MOST of the people that play this lifestyle on the Internet are not IN this lifestyle. It is an on line fantasy to them and they don't follow through.
We swing for the sex. We have made friends but never go looking for them. There are very, very few people that we have had sex with that we had sex with them a second time. It was nothing personal or anything they said or did in most cases, we just are not looking to keep having sex with the same people. That is what we have each other for, regular sex that we love!
There are people that we have had sex with that we see every weekend at the club that we have never had sex with again and some that we hook up with again maybe every six months or a year apart. It is new again and works for them and us. There has never been any hard feelings about not having sex when we see them or anything else.
There are certain people out there or groups that do just what your looking for but in our experience, most do not. They don't want to be there for you when you want them. They are in it the same way many are, for the fun and move on.

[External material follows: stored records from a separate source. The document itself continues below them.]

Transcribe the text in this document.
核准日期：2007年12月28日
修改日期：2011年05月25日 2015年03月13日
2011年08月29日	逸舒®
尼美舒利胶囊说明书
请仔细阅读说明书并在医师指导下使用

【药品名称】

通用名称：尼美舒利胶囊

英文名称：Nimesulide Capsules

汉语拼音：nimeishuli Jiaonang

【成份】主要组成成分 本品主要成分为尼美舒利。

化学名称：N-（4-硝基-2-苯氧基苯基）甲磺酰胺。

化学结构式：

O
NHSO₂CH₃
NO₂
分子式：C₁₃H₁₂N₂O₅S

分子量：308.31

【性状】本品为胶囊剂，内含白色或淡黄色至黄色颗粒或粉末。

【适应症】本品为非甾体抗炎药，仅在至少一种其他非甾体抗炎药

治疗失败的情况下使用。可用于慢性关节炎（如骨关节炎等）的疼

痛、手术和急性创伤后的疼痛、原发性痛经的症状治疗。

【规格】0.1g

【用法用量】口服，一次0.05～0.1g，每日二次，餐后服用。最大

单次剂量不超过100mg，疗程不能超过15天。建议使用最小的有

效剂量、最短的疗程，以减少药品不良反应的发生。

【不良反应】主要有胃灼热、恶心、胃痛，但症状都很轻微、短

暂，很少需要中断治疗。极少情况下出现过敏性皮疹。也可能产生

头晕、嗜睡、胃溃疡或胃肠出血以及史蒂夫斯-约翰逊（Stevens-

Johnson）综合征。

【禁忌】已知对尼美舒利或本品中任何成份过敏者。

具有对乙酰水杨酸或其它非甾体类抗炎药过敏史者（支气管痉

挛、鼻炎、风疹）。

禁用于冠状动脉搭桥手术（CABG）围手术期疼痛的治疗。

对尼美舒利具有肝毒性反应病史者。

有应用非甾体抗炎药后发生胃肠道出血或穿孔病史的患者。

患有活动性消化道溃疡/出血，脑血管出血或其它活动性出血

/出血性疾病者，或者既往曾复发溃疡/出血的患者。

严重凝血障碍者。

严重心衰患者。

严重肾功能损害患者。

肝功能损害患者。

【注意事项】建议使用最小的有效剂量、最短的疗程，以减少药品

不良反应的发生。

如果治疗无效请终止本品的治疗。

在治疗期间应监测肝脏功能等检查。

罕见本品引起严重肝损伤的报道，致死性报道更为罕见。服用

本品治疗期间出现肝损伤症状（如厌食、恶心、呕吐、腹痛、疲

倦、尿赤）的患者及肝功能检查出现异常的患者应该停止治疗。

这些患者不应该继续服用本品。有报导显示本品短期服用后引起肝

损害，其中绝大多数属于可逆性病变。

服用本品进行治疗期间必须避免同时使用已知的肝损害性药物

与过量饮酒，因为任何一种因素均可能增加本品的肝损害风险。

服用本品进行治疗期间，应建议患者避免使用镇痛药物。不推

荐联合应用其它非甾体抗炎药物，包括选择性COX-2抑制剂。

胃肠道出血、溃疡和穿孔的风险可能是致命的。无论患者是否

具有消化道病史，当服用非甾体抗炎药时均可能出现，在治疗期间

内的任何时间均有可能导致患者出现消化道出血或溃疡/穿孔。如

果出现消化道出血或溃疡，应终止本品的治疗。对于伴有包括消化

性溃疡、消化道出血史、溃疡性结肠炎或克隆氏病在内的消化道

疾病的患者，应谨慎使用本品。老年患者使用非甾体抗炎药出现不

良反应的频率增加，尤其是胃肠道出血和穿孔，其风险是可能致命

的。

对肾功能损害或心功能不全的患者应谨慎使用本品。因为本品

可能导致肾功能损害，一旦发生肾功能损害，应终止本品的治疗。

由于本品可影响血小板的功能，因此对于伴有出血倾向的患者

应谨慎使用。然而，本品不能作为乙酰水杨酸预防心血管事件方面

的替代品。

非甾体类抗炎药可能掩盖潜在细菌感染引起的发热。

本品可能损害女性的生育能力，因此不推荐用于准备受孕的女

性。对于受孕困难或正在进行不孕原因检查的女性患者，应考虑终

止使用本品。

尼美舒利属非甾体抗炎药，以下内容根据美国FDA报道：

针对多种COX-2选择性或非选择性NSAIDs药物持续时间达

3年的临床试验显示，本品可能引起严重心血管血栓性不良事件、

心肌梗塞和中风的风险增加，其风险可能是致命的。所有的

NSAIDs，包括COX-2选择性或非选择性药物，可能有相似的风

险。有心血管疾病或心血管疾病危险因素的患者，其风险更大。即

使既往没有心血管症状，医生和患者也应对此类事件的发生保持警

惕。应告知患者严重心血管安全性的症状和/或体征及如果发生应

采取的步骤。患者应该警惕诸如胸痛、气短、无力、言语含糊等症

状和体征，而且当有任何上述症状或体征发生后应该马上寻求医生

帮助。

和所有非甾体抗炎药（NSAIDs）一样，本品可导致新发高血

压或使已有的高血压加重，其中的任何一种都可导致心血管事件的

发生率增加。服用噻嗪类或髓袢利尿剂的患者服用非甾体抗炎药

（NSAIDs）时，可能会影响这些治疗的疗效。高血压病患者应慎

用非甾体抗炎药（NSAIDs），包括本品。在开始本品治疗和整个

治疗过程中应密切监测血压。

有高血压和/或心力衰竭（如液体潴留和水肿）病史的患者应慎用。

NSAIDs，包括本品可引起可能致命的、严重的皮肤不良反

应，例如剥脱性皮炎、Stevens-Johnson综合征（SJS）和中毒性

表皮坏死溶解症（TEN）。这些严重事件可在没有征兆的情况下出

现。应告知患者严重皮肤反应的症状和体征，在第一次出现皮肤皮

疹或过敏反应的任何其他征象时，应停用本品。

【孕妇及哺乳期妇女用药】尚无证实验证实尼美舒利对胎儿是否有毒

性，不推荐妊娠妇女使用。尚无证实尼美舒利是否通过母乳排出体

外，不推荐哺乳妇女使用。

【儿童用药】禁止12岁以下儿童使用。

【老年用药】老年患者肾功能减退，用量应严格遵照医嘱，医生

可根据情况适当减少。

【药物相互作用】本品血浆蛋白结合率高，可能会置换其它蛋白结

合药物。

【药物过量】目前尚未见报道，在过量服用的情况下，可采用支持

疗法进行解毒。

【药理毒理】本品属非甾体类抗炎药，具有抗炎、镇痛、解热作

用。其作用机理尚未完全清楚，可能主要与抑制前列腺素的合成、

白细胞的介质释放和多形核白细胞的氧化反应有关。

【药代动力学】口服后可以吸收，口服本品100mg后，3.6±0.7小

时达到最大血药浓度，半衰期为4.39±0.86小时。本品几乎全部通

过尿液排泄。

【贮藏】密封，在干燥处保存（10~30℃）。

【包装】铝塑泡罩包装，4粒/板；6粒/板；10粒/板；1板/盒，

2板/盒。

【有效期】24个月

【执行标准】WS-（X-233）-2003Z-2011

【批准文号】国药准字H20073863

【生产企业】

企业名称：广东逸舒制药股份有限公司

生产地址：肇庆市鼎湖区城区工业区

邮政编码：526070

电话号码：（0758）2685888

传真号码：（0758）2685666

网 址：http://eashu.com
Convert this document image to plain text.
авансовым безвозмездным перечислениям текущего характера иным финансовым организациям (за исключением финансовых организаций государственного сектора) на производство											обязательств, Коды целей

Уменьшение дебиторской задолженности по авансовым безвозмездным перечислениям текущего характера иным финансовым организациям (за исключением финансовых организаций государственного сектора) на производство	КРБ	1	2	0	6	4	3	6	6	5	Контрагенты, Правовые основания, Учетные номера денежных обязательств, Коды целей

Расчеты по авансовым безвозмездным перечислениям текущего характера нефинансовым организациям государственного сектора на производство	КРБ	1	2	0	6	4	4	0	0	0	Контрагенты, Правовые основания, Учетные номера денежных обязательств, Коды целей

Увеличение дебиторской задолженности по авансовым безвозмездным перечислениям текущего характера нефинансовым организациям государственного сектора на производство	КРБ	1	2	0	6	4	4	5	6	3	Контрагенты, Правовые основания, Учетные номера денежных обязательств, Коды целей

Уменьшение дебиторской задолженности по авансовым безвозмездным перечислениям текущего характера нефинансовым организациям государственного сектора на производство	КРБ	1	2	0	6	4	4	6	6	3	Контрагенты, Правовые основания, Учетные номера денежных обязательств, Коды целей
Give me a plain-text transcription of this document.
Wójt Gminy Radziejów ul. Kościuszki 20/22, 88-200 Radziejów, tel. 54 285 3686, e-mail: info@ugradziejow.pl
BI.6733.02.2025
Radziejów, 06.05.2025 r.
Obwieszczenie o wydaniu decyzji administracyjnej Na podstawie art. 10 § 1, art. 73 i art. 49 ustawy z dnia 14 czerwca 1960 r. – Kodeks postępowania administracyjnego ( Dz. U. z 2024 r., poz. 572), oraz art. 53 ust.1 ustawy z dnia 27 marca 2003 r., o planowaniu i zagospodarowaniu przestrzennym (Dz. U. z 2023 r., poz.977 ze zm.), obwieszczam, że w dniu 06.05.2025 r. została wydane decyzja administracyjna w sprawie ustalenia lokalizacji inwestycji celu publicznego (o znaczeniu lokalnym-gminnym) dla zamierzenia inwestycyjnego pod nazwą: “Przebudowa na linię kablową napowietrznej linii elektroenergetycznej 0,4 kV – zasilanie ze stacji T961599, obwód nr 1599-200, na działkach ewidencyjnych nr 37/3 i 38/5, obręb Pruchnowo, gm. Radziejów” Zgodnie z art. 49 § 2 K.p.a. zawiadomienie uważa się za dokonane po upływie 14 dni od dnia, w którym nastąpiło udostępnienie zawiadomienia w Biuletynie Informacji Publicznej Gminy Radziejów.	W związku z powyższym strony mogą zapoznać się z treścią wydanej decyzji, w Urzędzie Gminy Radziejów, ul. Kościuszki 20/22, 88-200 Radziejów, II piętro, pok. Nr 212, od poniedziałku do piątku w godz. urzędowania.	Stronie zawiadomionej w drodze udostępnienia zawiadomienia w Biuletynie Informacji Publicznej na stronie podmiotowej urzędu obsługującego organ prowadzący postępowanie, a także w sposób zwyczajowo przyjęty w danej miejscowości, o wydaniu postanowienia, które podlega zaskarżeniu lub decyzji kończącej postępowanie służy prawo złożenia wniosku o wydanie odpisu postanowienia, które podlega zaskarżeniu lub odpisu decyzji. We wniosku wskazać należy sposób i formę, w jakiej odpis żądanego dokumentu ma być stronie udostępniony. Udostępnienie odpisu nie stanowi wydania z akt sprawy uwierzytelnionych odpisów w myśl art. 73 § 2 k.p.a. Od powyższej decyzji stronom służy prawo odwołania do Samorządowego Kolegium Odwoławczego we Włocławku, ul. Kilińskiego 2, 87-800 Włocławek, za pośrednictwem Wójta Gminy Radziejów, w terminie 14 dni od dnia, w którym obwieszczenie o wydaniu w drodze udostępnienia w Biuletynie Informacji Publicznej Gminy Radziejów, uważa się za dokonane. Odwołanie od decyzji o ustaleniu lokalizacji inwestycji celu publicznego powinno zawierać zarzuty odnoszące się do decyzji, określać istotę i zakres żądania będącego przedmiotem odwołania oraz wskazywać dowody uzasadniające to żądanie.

You don't want to sit for hours talking, dancing and drinking. Don't do that then. Go to the club, find people you are attracted to, talk to them a bit, get to the point and if it does not click move on to the next ones. That is the great thing about most clubs, there are many choices available to you in one night.
Don't do the things you don't want to do. Get out and do the things you do want to do. Think about what you are looking for though. Many are not going to want to be your "friends" and be there week after week or what ever . Many of those that do play want to play with others and new people when they can.
Just because others like to play the dating game, talk, laugh, drink and dance does not mean they are in the 10th grade, they are doing what is working for them.
I would suggest doing just what works for you, stop worrying about what others do and stop judging them for what works for them. It appears to spend a fair amount of time worrying about what is not working and not working on the things that do work for you.
Let it go and have some fun. Spell it out more just what you want on your profiles if you want to play the Internet game. Go to the clubs, get down to business and find what it is you want. Keep it simple.
You said yourself, you over think things. Don't. This is not really something you need to think about that hard.